A lesson we’ve learned in experimentation at Datadog is how easy it is to fall into interpretative pitfalls even when following rigorous conventions. For example, consider an experimentation program that appears to do everything right on the surface. The team pre-determines experiment sample sizes to provide a small minimal detectable effect (MDE) for a product change, waits until those sample sizes have been reached to make decisions, and ships only experiments that are statistically significant at the 95% confidence level.

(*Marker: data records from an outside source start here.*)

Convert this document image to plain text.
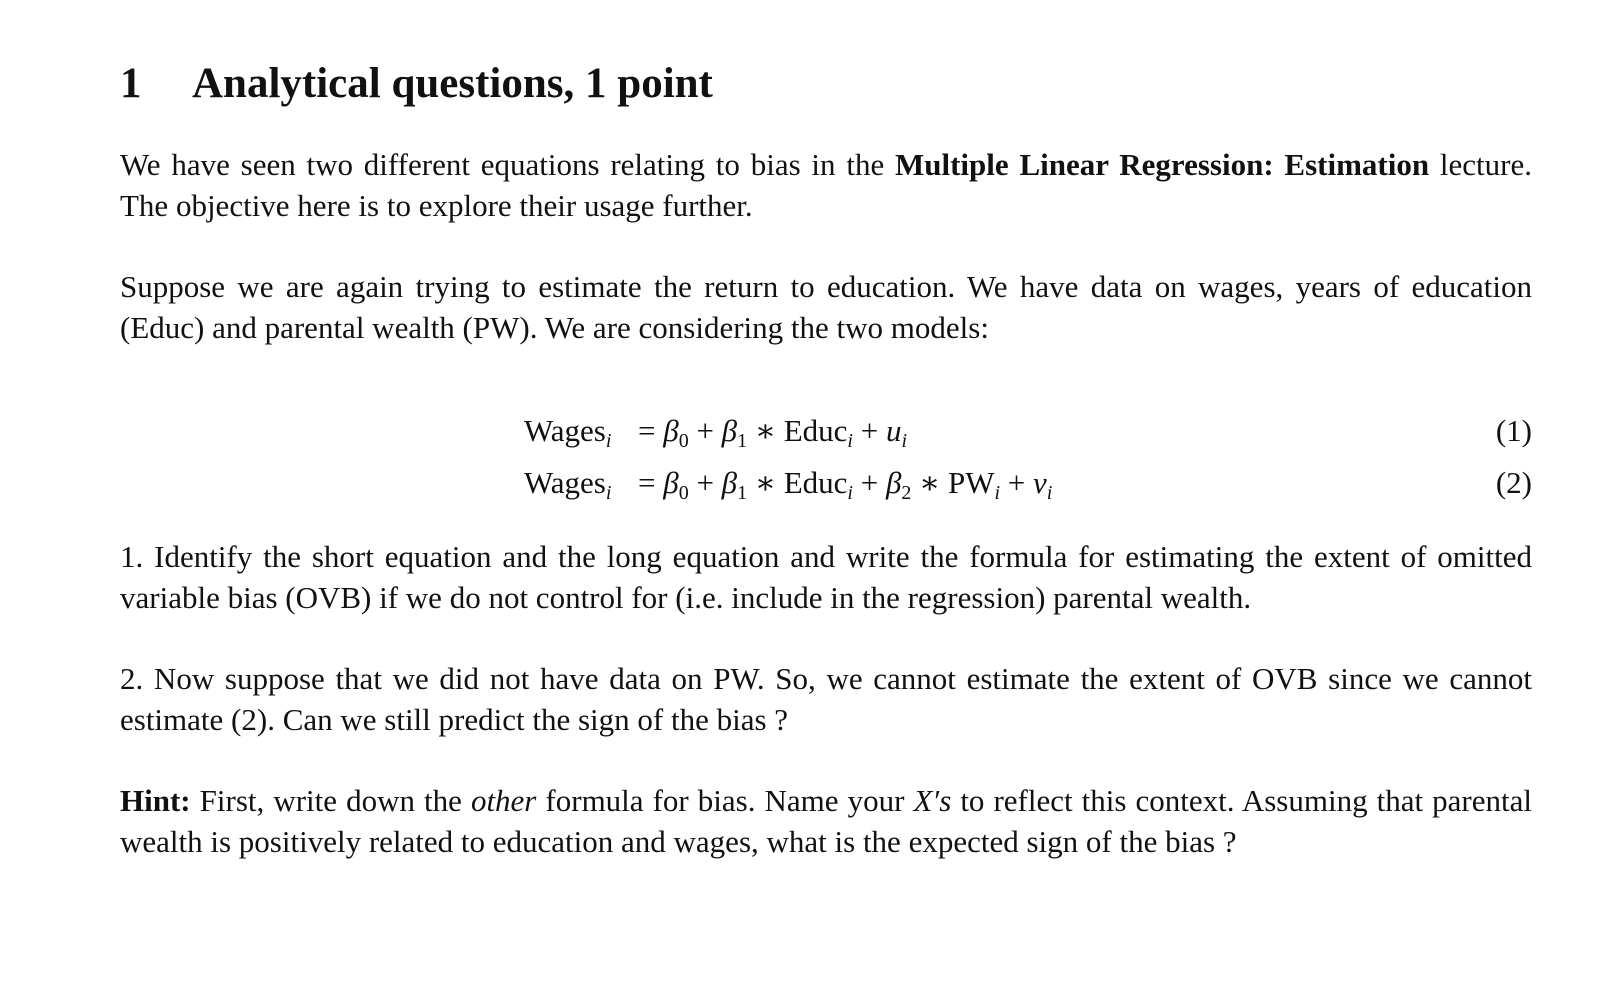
1 Analytical questions, 1 point

We have seen two different equations relating to bias in the Multiple Linear Regression: Estimation lecture. The objective here is to explore their usage further.

Suppose we are again trying to estimate the return to education. We have data on wages, years of education (Educ) and parental wealth (PW). We are considering the two models:

Wages$_i$ = $\beta_0 + \beta_1$ ∗ Educ$_i$ + $u_i$	(1)
Wages$_i$ = $\beta_0 + \beta_1$ ∗ Educ$_i$ + $\beta_2$ ∗ $PW_i + v_i$	(2)

1. Identify the short equation and the long equation and write the formula for estimating the extent of omitted variable bias (OVB) if we do not control for (i.e. include in the regression) parental wealth.

2. Now suppose that we did not have data on PW. So, we cannot estimate the extent of OVB since we cannot estimate (2). Can we still predict the sign of the bias ?

Hint: First, write down the other formula for bias. Name your X′s to reflect this context. Assuming that parental wealth is positively related to education and wages, what is the expected sign of the bias ?
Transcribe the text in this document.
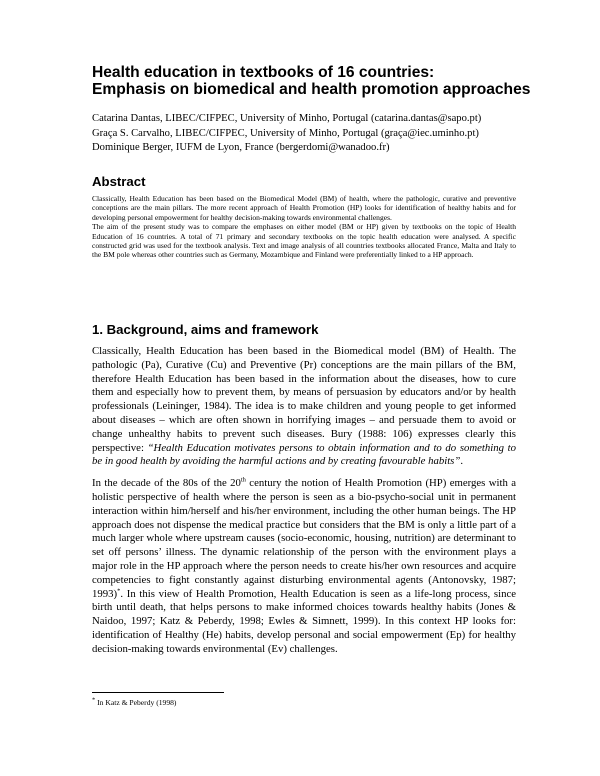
Health education in textbooks of 16 countries:
Emphasis on biomedical and health promotion approaches
Catarina Dantas, LIBEC/CIFPEC, University of Minho, Portugal (catarina.dantas@sapo.pt)
Graça S. Carvalho, LIBEC/CIFPEC, University of Minho, Portugal (graça@iec.uminho.pt)
Dominique Berger, IUFM de Lyon, France (bergerdomi@wanadoo.fr)
Abstract

Classically, Health Education has been based on the Biomedical Model (BM) of health, where the pathologic, curative and preventive conceptions are the main pillars. The more recent approach of Health Promotion (HP) looks for identification of healthy habits and for developing personal empowerment for healthy decision-making towards environmental challenges.

The aim of the present study was to compare the emphases on either model (BM or HP) given by textbooks on the topic of Health Education of 16 countries. A total of 71 primary and secondary textbooks on the topic health education were analysed. A specific constructed grid was used for the textbook analysis. Text and image analysis of all countries textbooks allocated France, Malta and Italy to the BM pole whereas other countries such as Germany, Mozambique and Finland were preferentially linked to a HP approach.

1. Background, aims and framework

Classically, Health Education has been based in the Biomedical model (BM) of Health. The pathologic (Pa), Curative (Cu) and Preventive (Pr) conceptions are the main pillars of the BM, therefore Health Education has been based in the information about the diseases, how to cure them and especially how to prevent them, by means of persuasion by educators and/or by health professionals (Leininger, 1984). The idea is to make children and young people to get informed about diseases – which are often shown in horrifying images – and persuade them to avoid or change unhealthy habits to prevent such diseases. Bury (1988: 106) expresses clearly this perspective: “Health Education motivates persons to obtain information and to do something to be in good health by avoiding the harmful actions and by creating favourable habits”.

In the decade of the 80s of the 20th century the notion of Health Promotion (HP) emerges with a holistic perspective of health where the person is seen as a bio-psycho-social unit in permanent interaction within him/herself and his/her environment, including the other human beings. The HP approach does not dispense the medical practice but considers that the BM is only a little part of a much larger whole where upstream causes (socio-economic, housing, nutrition) are determinant to set off persons’ illness. The dynamic relationship of the person with the environment plays a major role in the HP approach where the person needs to create his/her own resources and acquire competencies to fight constantly against disturbing environmental agents (Antonovsky, 1987; 1993)*. In this view of Health Promotion, Health Education is seen as a life-long process, since birth until death, that helps persons to make informed choices towards healthy habits (Jones & Naidoo, 1997; Katz & Peberdy, 1998; Ewles & Simnett, 1999). In this context HP looks for: identification of Healthy (He) habits, develop personal and social empowerment (Ep) for healthy decision-making towards environmental (Ev) challenges.

* In Katz & Peberdy (1998)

The problem becomes apparent when the team looks at multiple experiments in aggregate. Recall what a 95% confidence level guarantees: Even when a change has no true effect, the test will still flag it as significant 5% of the time purely by chance. If only 5% of the experiments are statistically significant, the program has the same rate as one that tests exclusively changes that have zero true effects. In such a scenario, every winning experiment is a mirage despite the team using statistical methods that control the false positive rate (under the null hypothesis).

This example illustrates the importance of the effect distribution, or the distribution of true effects across a set of related experiments. In our previous example, the results are consistent with an effect distribution that is a point mass concentrated exactly at zero, which is equivalent to the distribution under the null hypothesis of no effect. In this case, it’s clear that the experimentation program would be chasing its own tail because there are no true wins, and common statistical methods fail us because any significant result is a false positive. An individual significant result might seem convincing in isolation, but it’s far less so with the context that 5% of the tests from the program are significant.